Our key takeaway: Company disclosure on workers’ rights—both for their own employees and for supply chain workers—is improving. This reflects a positive step towards more effective identification and management of human rights risks. That said, the Workforce Disclosure Initiative’s annual company survey reports that increased disclosure is not always matched by improved practices to identify and remedy adverse impacts. Building better channels for worker voice, understanding supply chains, assessing the effectiveness of remedy mechanisms and collecting data on workforce inequality are all key components to strengthen companies’ approach.

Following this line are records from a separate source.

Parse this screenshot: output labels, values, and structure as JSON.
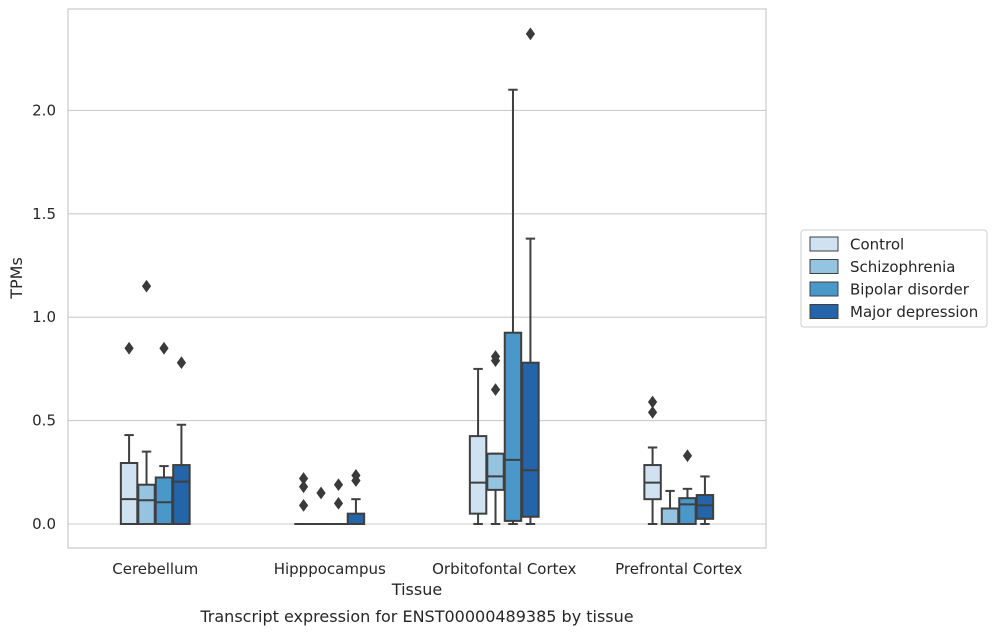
{
  "chart_data": {
    "type": "box",
    "title": "",
    "caption": "Transcript expression for ENST00000489385 by tissue",
    "xlabel": "Tissue",
    "ylabel": "TPMs",
    "ylim": [
      -0.115,
      2.48
    ],
    "yticks": [
      0.0,
      0.5,
      1.0,
      1.5,
      2.0
    ],
    "ytick_labels": [
      "0.0",
      "0.5",
      "1.0",
      "1.5",
      "2.0"
    ],
    "grid": "horizontal",
    "legend_position": "right",
    "categories": [
      "Cerebellum",
      "Hipppocampus",
      "Orbitofontal Cortex",
      "Prefrontal Cortex"
    ],
    "series": [
      {
        "name": "Control",
        "color": "#d0e1f2",
        "boxes": [
          {
            "whisker_low": 0.0,
            "q1": 0.0,
            "median": 0.12,
            "q3": 0.295,
            "whisker_high": 0.43,
            "outliers": [
              0.85
            ]
          },
          {
            "whisker_low": 0.0,
            "q1": 0.0,
            "median": 0.0,
            "q3": 0.0,
            "whisker_high": 0.0,
            "outliers": [
              0.09,
              0.18,
              0.22
            ]
          },
          {
            "whisker_low": 0.0,
            "q1": 0.05,
            "median": 0.2,
            "q3": 0.425,
            "whisker_high": 0.75,
            "outliers": []
          },
          {
            "whisker_low": 0.0,
            "q1": 0.12,
            "median": 0.2,
            "q3": 0.285,
            "whisker_high": 0.37,
            "outliers": [
              0.54,
              0.59
            ]
          }
        ]
      },
      {
        "name": "Schizophrenia",
        "color": "#94c4df",
        "boxes": [
          {
            "whisker_low": 0.0,
            "q1": 0.0,
            "median": 0.115,
            "q3": 0.19,
            "whisker_high": 0.35,
            "outliers": [
              1.15
            ]
          },
          {
            "whisker_low": 0.0,
            "q1": 0.0,
            "median": 0.0,
            "q3": 0.0,
            "whisker_high": 0.0,
            "outliers": [
              0.15
            ]
          },
          {
            "whisker_low": 0.0,
            "q1": 0.165,
            "median": 0.23,
            "q3": 0.34,
            "whisker_high": 0.34,
            "outliers": [
              0.65,
              0.79,
              0.81
            ]
          },
          {
            "whisker_low": 0.0,
            "q1": 0.0,
            "median": 0.0,
            "q3": 0.075,
            "whisker_high": 0.16,
            "outliers": []
          }
        ]
      },
      {
        "name": "Bipolar disorder",
        "color": "#4a98c9",
        "boxes": [
          {
            "whisker_low": 0.0,
            "q1": 0.0,
            "median": 0.105,
            "q3": 0.225,
            "whisker_high": 0.28,
            "outliers": [
              0.85
            ]
          },
          {
            "whisker_low": 0.0,
            "q1": 0.0,
            "median": 0.0,
            "q3": 0.0,
            "whisker_high": 0.0,
            "outliers": [
              0.1,
              0.19
            ]
          },
          {
            "whisker_low": 0.0,
            "q1": 0.015,
            "median": 0.31,
            "q3": 0.925,
            "whisker_high": 2.1,
            "outliers": []
          },
          {
            "whisker_low": 0.0,
            "q1": 0.0,
            "median": 0.095,
            "q3": 0.125,
            "whisker_high": 0.17,
            "outliers": [
              0.33
            ]
          }
        ]
      },
      {
        "name": "Major depression",
        "color": "#2464a8",
        "boxes": [
          {
            "whisker_low": 0.0,
            "q1": 0.0,
            "median": 0.205,
            "q3": 0.285,
            "whisker_high": 0.48,
            "outliers": [
              0.78
            ]
          },
          {
            "whisker_low": 0.0,
            "q1": 0.0,
            "median": 0.0,
            "q3": 0.05,
            "whisker_high": 0.12,
            "outliers": [
              0.21,
              0.235
            ]
          },
          {
            "whisker_low": 0.0,
            "q1": 0.035,
            "median": 0.26,
            "q3": 0.78,
            "whisker_high": 1.38,
            "outliers": [
              2.37
            ]
          },
          {
            "whisker_low": 0.0,
            "q1": 0.025,
            "median": 0.09,
            "q3": 0.14,
            "whisker_high": 0.23,
            "outliers": []
          }
        ]
      }
    ]
  }
}
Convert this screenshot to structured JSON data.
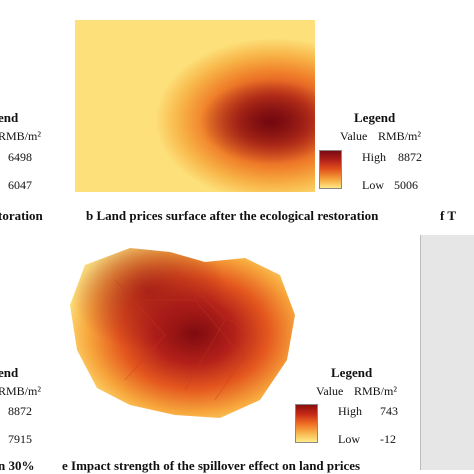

The Workforce Disclosure Initiative (WDI) published Workforce Disclosure in 2021: Trends and Insights (April 2022). The report shares the results of WDI’s annual survey of “companies’ workforce practices on a broad range of key issues,” including topics like wage levels, health and safety, workers’ rights, and training and development. This year, the survey covered 173 companies across 11 sectors in 25 countries, and covering over 11 million workers across own operations and the supply chain.
- Companies are taking a “top-down approach to workforce management” and missing worker voice, including in the supply chain: WDI found that many companies are not taking into account their workers’ perspectives when assessing workforce practices. While effective senior-level governance is key to manage workers’ rights, it is “not sufficient. Senior leadership has a distinct perspective that often doesn’t reflect the reality of workers’ everyday experiences throughout the organisation. Direct input from workers is, therefore, essential for good governance.” However, the survey shows that many companies are not taking this importance step. For instance, “two thirds of companies that reported using some form of workforce surveillance didn’t explain how workers are involved in the design and implementation of these measures.” In addition, of the 95 percent of companies who report that they have a process for worker engagement, only 68 percent could provide an example of how workers have influenced the company’s decision-making in practice. Per WDI, “[t]his suggests that either companies aren’t tracking the outcome of actions on worker input or aren’t using these mechanisms to enable workers to have a genuine influence on company practice.” This extends to the supply chain, where many companies are asking suppliers to adhere to their human rights commitments, but often are not turning the lens on their own purchasing practices and the way that these may adversely impact workers’ rights in the supply chain.
- Companies increasingly know how to identify risks to human rights, but struggle to address them: WDI reports that “[c]ompanies are increasingly providing data on how they’re tackling salient human rights issues. 67 per cent of companies provided this data in 2020, increasing to 85 per cent in 2021.” However, there are gaps when looking at the details of remedy: 47 percent of companies disclosed the number of grievances they received from workers, and 36 percent share the number of grievances resolved. This is concerning, as “[i]nformation on risks is most useful when it’s used to identify and respond to actual instances of poor treatment and rights abuses of workers. Failing to collect data on remedy prevents organisations from tracking where risks are manifesting into concrete harms and whether their approaches are effective.” Even where companies do have remedy mechanisms in place, many are not tracking or reporting on the effectiveness of these mechanisms to address negative impacts on workers’ rights.
- Companies don’t have the data they need to address inequality in their workforce: Companies lack an understanding of the particular risks faced by workers without permanent employment: “Despite making an increasing proportion of the workforce, contingent workers face often severe inequalities compared to their permanently secured counterparts.” WDI found that only 43 percent of companies even reported the number of employees on contingent contracts, compared to the number of full employees. Further, although 73 percent of companies indicated that they pay a living wage in their operations, WDI’s analysis finds that this may be a lower figure in practice, as many companies continue to refer to legal minimum wages when reporting on the process to identify living wage levels.